Fantasy World Dizzy on the Spectrum was the nearest I came to completing too. Missed out on the coins along the way, required to get the ending, could never be bothered to play again after that. Enjoyed it while it lasted lot more than the previous two Dizzies though, which were played a few times before being relegated to the cassette storage case.
Later, when my family got an Amiga 500, I got pretty far on the Amiga conversion of Treasure Island Dizzy using the (self explanatory) icanfly cheat code. Again, stumped by the coin-collecting. I remember being very impressed by the colourful graphics at the time, but nowadays as a non-child I realise how gaudy and amateurish it looks. (It's also a straight Atari ST port, judging from YouTube. Bleaugh.)
Fantasy World Dizzy was quite nice on the Amiga. Far better than Treasure Island Dizzy, as a game and a Speccy remake. Oddly, it was left off the CD32 Dizzy compilation that I bought years later.
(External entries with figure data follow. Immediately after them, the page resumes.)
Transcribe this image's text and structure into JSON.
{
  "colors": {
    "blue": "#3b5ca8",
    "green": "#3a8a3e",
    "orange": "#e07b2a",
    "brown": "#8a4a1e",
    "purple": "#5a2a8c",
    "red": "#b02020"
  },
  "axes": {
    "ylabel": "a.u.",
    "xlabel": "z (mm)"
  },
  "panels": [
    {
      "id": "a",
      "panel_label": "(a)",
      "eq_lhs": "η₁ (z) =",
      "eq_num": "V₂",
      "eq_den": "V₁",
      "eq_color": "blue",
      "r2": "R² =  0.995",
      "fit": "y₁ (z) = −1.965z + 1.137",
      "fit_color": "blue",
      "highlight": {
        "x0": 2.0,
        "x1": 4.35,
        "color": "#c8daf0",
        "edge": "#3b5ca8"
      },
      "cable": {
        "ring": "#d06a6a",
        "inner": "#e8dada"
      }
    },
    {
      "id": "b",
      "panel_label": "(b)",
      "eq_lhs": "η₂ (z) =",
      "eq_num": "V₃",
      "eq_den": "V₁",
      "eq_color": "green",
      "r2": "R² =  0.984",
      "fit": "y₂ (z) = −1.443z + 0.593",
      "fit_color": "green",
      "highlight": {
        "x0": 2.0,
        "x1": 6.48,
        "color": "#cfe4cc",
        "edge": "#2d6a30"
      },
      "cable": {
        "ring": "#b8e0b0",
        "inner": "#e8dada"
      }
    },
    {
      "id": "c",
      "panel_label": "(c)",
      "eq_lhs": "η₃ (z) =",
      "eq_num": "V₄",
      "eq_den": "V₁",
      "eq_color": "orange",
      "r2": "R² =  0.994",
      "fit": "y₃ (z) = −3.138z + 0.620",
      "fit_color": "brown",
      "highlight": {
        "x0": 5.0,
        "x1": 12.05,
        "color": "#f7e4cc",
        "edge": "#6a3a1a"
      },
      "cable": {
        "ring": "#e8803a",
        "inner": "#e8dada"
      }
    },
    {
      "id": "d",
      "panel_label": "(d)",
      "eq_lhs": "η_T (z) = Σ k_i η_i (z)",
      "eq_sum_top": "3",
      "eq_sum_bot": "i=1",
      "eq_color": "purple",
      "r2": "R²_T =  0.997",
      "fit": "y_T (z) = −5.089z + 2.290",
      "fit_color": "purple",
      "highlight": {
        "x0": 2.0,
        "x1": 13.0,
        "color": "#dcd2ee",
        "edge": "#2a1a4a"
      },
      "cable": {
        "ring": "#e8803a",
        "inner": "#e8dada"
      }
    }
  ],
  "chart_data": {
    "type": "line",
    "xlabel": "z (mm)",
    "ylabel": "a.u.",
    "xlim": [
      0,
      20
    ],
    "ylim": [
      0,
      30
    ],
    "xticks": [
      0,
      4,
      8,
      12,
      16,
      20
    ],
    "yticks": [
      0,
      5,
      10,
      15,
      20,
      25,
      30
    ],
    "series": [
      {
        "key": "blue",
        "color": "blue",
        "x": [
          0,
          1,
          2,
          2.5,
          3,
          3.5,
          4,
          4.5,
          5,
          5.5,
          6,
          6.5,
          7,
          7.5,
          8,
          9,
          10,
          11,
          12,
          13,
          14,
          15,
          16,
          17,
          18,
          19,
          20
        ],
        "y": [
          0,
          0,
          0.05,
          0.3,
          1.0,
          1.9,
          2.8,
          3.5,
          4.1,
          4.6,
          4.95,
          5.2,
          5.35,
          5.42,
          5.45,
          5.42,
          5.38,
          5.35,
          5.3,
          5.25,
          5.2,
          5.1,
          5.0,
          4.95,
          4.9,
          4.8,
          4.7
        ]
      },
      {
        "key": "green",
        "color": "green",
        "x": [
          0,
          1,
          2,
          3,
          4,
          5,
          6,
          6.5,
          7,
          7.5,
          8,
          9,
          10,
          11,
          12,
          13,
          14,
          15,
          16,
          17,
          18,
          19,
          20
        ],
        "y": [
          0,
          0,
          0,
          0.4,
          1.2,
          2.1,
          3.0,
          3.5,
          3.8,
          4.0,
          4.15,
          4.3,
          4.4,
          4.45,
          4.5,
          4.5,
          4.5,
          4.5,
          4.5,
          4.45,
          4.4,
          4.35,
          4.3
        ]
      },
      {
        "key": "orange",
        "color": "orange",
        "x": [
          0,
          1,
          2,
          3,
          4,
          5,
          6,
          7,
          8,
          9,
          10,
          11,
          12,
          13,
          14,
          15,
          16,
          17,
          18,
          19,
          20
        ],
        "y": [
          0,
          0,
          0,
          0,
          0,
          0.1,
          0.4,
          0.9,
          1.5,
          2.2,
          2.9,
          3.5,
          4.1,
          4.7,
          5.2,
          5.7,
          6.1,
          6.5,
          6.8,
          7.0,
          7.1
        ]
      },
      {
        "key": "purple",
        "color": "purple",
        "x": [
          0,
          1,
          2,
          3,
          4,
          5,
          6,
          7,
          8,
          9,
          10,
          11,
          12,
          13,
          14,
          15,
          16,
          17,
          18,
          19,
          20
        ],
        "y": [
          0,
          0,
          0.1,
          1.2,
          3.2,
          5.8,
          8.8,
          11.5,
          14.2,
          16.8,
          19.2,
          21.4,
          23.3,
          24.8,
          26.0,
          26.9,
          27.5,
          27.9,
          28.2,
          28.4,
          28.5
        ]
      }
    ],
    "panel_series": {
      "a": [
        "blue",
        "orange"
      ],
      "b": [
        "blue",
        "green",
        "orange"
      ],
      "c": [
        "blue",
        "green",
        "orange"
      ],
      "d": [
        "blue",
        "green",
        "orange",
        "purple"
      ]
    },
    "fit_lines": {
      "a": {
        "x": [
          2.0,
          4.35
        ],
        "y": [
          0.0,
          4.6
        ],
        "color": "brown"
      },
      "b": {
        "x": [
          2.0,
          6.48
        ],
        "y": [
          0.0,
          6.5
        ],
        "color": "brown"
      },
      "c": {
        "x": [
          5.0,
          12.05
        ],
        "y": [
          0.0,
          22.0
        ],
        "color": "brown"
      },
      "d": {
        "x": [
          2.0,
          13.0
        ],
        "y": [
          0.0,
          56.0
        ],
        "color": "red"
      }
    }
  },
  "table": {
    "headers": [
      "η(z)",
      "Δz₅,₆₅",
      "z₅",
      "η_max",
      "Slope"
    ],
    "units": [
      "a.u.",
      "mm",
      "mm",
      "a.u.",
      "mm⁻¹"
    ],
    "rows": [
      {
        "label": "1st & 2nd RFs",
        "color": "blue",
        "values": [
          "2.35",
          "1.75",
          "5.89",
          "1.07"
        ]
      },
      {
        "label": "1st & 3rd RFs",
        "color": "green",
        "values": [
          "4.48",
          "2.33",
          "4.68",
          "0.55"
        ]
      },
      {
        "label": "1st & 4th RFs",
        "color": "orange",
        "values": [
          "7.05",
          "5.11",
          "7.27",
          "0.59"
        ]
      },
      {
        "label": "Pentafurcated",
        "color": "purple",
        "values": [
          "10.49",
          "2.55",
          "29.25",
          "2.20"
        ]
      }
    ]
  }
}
Odd, that.
My brother completed Prince of the Yolkfolk, but then it was, to be fair, a better game design than previous Dizzies, more 'fairer' despite still being annoying as games go.
Only other Dizzy I enjoyed was Fantastic Dizzy on the Amiga, which I played on the CD32. Dizzy, but with influences of those so-called "console games" that were available on "games console" of Japanese manufacture. No save game facility pretty much made it not worth the bother for me, unfortunately.